Our manufacturing processes
We specialize in pultrusion, pull-winding, and continuous lamination manufacturing. These continuous processes provide many benefits including repeatable quality and volume output.
What is pultrusion?
Pultrusion is a continuous manufacturing process resulting in a steady output of a composite profile which is cut to length at the end of the process. It is called pultrusion because the profile being produced is actually pulled through the process.
The pultrusion process has four main process steps; reinforcement alignment and resin impregnation, shaping and heating in a die; the pulling process, and finally cutting.
The process starts by pulling continuous reinforcements through a resin bath to wet out the fibers. The process is controlled to ensure full wetting out of the fiber reinforcement. Excess resin is then removed to expel any trapped air and to compact the fibers. The impregnated reinforcement is passed through preforming guides to align the reinforcement before entering the heated die. The temperature of the die is carefully controlled to ensure that the composite is fully cured.
Pulling is achieved using either a moving carriage with adjustable clamps or a caterpillar puller system. The fully cured section can be cut to length after the puller system, or if size and shape permit, be wound onto a drum as a continuous length. The only limitations on length for cut sections are storage and transportation.
What is pull-winding?
Pull-winding combines the two techniques of pultrusion and continuous filament winding resulting in a profile with excellent hoop strength, logitudinal strength and modulus, with smooth surface finish.
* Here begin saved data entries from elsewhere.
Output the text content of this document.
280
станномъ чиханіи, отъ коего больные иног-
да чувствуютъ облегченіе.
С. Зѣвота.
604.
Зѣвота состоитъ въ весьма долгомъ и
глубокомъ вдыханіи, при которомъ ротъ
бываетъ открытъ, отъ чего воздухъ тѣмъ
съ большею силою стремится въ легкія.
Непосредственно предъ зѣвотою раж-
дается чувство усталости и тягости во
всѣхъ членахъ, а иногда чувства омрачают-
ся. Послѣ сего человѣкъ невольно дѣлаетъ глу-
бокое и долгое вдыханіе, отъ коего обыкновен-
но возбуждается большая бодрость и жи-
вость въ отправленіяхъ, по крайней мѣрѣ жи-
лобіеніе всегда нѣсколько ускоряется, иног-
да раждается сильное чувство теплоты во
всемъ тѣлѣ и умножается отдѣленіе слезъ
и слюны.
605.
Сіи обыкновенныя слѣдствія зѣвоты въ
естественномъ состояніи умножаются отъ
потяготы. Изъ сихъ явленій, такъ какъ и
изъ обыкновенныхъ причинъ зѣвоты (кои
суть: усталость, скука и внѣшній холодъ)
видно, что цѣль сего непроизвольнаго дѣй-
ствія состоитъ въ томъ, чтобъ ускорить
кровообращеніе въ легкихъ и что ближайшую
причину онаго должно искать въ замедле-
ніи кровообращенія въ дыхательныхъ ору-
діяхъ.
In addition to the unidirectional alignment of fibers, the pull-winding process uses helical winding of reinforcements resulting in both the ability to guide unidirectional fibers as well as helical winds (from a few degrees up to 90 degrees). This mix of fiber directions allows for composite advantages such as thinner walls or to meet specific strength or stiffness requirements.
The pull-winding manufacturing process is a continuous process resulting in a steady output of a composite profile which is cut to length at the end of the process. It is called pull-winding because the profile being produced is first “wound” helically with reinforcing fibers (in addition to unidirectional fibers) and then is pulled through the process.
The pull-winding process has four main process steps; reinforcement alignment and resin impregnation, shaping and heating in a die; the pulling process, and finally the flying shear cutting.
In the first step, reinforcing fibers, mats, and fabrics are precisely guided towards the die and impregnated with the prescribed resin. Next the fibers are pulled into a carefully controlled heated die in the shape of the desired profile. The resin is thermally set in this process, creating the desired composite profile.
This profile is then used to pull the reinforcements continuously through the die. Pulling mechanisms grab (friction hold using adjustable clamps or a caterpillar puller system) the newly formed composite profile and pull it in a continuously repeating process.
Finally the finished composite profile is cut to length in line with the continuous movement of the process.
What is continuous lamination?
Continuous lamination is used to produce very thin (from 0.3mm up to 1.1mm) and or very wide (approximately 1200mm) laminates. The process begins with aligning and impregnating reinforcements with resin which are then pressed and guided into the desired lay-up. This lay-up may be comprised of several reinforcing layers depending on the strength, stiffness, and other required mechanical properties.
Next the lay-up is pressed and cured under pressure and heat to achieve the desired mechanical properties.
Finally the composite laminate is wound onto a drum (spooled) for shipment or for further processing.